Every map is a product of its maker and its reader, and maps are rarely right or wrong but simply different versions of the truth. The meaning you see in a map can reinforce or challenge your understanding of the theme it represents, and you are much more likely to believe a map if it presents a version of the truth that you believe in already. But how do you decide what map you want to make? How do you understand the way in which different maps can be used in different ways to tell a story? How do you design a map to be read in a particular way? My new book Thematic Mapping: 101 Inspiring Ways to Visualise Empirical Data answers these questions, and more. In this blog I’ll explain more about the book, and tease a few of the spreads.
Sometime in the early part of 2018, Professor Alberto Cairo visited Redlands, California, and I was keen to show him the final draft of my first book, Cartography. Some of you may have a copy. It had taken me several years to write, and I poured everything I had into it. It was designed to contain all I knew and had learnt about cartography, and, frankly, I was exhausted. Yet Alberto stumped me with a question I’d not even considered: ‘What are you going to do for your second book?’ My response was brief: ‘I’m not writing another book. I’m done.’ He said,’You will.’
My second book on cartography is published as an eBook by Esri Press on 31st August and available anywhere you buy books online. More recently, Alberto has said to me, ‘I told you.’ He was right, and his reward was an invitation to write the foreword, which he graciously accepted.

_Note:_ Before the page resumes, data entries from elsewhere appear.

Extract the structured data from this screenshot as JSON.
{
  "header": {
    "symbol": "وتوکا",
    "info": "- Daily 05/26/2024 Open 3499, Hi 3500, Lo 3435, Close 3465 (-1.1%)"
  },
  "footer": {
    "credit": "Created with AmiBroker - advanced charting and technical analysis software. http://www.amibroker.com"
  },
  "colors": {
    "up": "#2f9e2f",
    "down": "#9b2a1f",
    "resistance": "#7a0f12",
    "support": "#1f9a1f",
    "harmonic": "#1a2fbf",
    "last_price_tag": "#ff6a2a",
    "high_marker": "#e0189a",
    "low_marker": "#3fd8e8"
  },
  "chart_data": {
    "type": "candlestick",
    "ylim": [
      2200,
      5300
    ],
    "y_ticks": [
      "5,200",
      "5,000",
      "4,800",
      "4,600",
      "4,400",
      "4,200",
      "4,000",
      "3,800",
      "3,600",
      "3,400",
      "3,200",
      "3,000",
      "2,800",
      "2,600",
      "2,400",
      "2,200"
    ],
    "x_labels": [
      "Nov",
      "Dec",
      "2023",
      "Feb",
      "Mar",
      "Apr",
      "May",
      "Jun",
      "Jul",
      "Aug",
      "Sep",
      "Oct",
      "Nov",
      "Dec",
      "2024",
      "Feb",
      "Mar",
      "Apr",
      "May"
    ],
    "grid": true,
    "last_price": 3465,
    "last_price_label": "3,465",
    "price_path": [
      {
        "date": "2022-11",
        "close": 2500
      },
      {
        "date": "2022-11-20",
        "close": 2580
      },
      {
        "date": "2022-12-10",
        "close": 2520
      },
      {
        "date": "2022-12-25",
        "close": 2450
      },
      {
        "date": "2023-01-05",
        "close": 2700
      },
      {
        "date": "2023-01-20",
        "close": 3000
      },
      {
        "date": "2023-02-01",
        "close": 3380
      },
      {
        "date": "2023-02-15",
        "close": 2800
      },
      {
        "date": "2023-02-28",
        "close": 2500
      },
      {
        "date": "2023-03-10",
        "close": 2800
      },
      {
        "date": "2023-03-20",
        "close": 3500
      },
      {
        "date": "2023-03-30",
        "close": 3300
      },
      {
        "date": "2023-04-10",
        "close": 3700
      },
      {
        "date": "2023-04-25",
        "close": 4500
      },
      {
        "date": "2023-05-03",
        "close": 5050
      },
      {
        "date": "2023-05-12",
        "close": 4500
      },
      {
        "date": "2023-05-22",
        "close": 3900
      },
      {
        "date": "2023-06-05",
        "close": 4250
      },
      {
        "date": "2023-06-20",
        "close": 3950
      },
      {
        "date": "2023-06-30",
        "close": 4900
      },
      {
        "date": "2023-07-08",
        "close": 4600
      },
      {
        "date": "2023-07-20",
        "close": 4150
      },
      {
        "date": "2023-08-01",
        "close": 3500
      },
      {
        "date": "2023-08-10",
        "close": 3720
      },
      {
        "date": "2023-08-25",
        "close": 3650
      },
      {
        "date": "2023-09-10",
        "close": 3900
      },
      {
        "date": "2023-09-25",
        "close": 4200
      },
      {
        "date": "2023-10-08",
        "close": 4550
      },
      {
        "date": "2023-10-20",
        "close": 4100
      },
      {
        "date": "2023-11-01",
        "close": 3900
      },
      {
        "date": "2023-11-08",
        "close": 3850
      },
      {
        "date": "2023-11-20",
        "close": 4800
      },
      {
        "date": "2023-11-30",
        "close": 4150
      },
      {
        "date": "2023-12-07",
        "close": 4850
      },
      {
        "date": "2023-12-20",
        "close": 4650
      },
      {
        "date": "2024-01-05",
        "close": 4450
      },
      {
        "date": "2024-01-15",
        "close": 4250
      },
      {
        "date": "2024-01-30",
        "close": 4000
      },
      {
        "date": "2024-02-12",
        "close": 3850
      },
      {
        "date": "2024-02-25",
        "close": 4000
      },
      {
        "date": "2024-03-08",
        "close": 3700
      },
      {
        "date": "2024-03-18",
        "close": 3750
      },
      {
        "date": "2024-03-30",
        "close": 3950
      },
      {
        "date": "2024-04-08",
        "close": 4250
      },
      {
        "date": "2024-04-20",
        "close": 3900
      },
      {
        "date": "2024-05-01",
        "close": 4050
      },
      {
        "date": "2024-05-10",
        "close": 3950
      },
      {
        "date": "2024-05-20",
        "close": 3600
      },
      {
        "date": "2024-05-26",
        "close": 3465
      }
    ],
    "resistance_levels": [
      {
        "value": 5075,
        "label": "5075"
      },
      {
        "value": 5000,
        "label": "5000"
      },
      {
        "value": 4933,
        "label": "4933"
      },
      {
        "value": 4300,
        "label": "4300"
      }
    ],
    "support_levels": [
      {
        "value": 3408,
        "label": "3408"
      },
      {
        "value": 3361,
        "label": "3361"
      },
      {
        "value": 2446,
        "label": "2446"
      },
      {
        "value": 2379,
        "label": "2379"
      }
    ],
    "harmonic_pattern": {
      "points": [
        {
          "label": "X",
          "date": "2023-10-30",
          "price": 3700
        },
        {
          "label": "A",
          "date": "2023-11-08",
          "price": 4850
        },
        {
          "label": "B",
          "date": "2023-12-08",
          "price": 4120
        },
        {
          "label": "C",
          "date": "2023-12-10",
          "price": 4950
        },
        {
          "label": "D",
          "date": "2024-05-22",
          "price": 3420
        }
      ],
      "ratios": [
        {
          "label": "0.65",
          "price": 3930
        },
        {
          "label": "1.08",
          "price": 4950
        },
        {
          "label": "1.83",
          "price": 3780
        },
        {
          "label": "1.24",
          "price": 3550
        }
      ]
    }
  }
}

The idea for this new book emerged out of part of my work in exploring ways in which you can make quite different maps out of the same data. I’ve always had an interest in thematic maps, and when I moved from the United Kingdom to California in 2011, I inevitably started making many more maps of United States data than maps of United Kingdom data. I also enjoy making maps of election data and at that point in time Barack Obama was coming to the end of his first term as president, and the 2012 election was on my radar. I made many maps of the 2012 election.
I started teaching with this collection of maps, and since 2013 at the annual Esri User Conference, I’ve taught technical workshops on thematic mapping using election data as a case study. But no map is ever done, and with the Republican victory in the 2016 presidential election, the maps of 2012 were consigned to history and a new 2016 set emerged. I made a few more alternative maps, and the workshops continued to grow. Without even knowing it, I had the basis of a second book, focused on thematic mapping, and the varied ways you can map the same data.
Thematic maps are such a rich source of interest, and in the cartographic community, there have been plenty of fine academic texts over the years that explore the detail of their construction. As a student, one of my favourite books was Thematic Maps, by David Cuff and Mark Mattson, published in 1982 by Methuen in the United Kingdom. It became one of the core texts of my undergraduate cartography degree at Oxford Polytechnic, and I continued to use it once I began my own career as an academic. Cuff and Mattson had based their text on the work of a wide range of United Kingdom, United States, and Canadian academic cartographers, and crucially, also that of practising professional cartographers working in the journalistic realm. This recognition that cartography was not, and never has been, simply an academic pursuit is as important today as it ever has been.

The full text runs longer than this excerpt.